When times get tough, something that helps me get through it:

…is knowing that I have too many things to be thankful for to not find comfort in being thankful for them. There will be times when absolutely everything seems difficult or impossible. There will be times when you don’t receive the position or award you thought would make a difference in your life. I’ve learned that during those times it’s important to focus on what you can do to improve today. Things do get better and other opportunities arise. The big picture will take care of itself if you’re doing what you can now to the best of your ability.

An important life lesson I have learned:

I’ve learned that it’s important to spend time focusing on others and what they need. There’s a very large difference between wanting to help people, talking about helping people, and actually helping them. In college, I’ve realized that my existence as a single person is quite meaningless if I don’t take the time to contribute to the well-being of someone else.

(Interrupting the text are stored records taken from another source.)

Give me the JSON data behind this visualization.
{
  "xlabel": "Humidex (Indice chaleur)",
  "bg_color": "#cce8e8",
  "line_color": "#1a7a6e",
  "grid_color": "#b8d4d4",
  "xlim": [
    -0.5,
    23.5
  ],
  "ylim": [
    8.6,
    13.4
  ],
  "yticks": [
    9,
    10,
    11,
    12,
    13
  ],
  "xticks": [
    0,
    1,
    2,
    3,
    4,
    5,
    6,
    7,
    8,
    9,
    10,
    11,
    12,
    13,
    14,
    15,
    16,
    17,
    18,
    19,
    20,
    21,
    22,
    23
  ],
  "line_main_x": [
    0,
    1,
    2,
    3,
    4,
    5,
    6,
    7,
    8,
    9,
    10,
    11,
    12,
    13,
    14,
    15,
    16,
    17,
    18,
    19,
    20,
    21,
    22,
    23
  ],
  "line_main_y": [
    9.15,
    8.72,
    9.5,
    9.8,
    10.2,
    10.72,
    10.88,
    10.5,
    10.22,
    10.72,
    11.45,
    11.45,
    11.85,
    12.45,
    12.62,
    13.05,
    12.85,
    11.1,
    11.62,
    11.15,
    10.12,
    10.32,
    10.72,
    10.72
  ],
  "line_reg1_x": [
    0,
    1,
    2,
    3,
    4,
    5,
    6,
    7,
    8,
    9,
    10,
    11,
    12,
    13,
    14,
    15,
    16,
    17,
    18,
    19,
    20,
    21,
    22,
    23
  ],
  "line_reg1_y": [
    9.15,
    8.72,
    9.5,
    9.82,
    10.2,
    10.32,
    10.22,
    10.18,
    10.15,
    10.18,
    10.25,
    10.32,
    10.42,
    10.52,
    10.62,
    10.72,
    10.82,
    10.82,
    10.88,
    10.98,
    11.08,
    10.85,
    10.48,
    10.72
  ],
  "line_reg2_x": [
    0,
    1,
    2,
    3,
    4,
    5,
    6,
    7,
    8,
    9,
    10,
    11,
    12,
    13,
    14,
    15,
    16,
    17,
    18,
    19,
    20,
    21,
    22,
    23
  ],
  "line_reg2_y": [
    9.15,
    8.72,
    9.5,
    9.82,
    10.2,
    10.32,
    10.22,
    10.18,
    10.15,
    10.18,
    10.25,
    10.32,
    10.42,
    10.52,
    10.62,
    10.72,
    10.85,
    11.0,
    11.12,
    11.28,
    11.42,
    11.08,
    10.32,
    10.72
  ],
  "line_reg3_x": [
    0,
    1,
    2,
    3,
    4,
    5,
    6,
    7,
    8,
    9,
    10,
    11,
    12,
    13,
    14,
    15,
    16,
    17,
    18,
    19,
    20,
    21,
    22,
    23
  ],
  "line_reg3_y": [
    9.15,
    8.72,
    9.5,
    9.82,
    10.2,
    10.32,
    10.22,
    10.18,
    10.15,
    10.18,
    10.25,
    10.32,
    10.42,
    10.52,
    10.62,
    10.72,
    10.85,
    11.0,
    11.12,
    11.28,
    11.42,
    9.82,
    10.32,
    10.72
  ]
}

If I had a sister just entering college, I would want her to know…

I have a sister who is younger by eight years and I’m constantly giving her college advice! I like to let her know that she will likely face a moment where she is completely at a loss for what she wants to do in life. When that happens, I advise her to explore, to try new things, and to talk to people who inspire her. Don’t let anyone tell you what you should do, but do let them help you find where your strengths are. You’ll be a better friend, sister, partner, professional, and woman if you can contribute to the world by doing what you love.

A favorite quote or saying and why it is meaningful to me:

“I was within and without, simultaneously enchanted and repelled by the inexhaustible variety of life.”
– F. Scott Fitzgerald

This quote is meaningful to me because it’s an accurate representation of the ebb and flow of life. There will be both good times and bad, and randomly much more of one than the other. Living isn’t meant to be a constant stream of happiness and ease. Though those moments will be there, they’ll be scattered among times of hard work, loss, and disappointment. By being aware of both and how they relate to each other, I’m able to truly appreciate the crooked path life can be.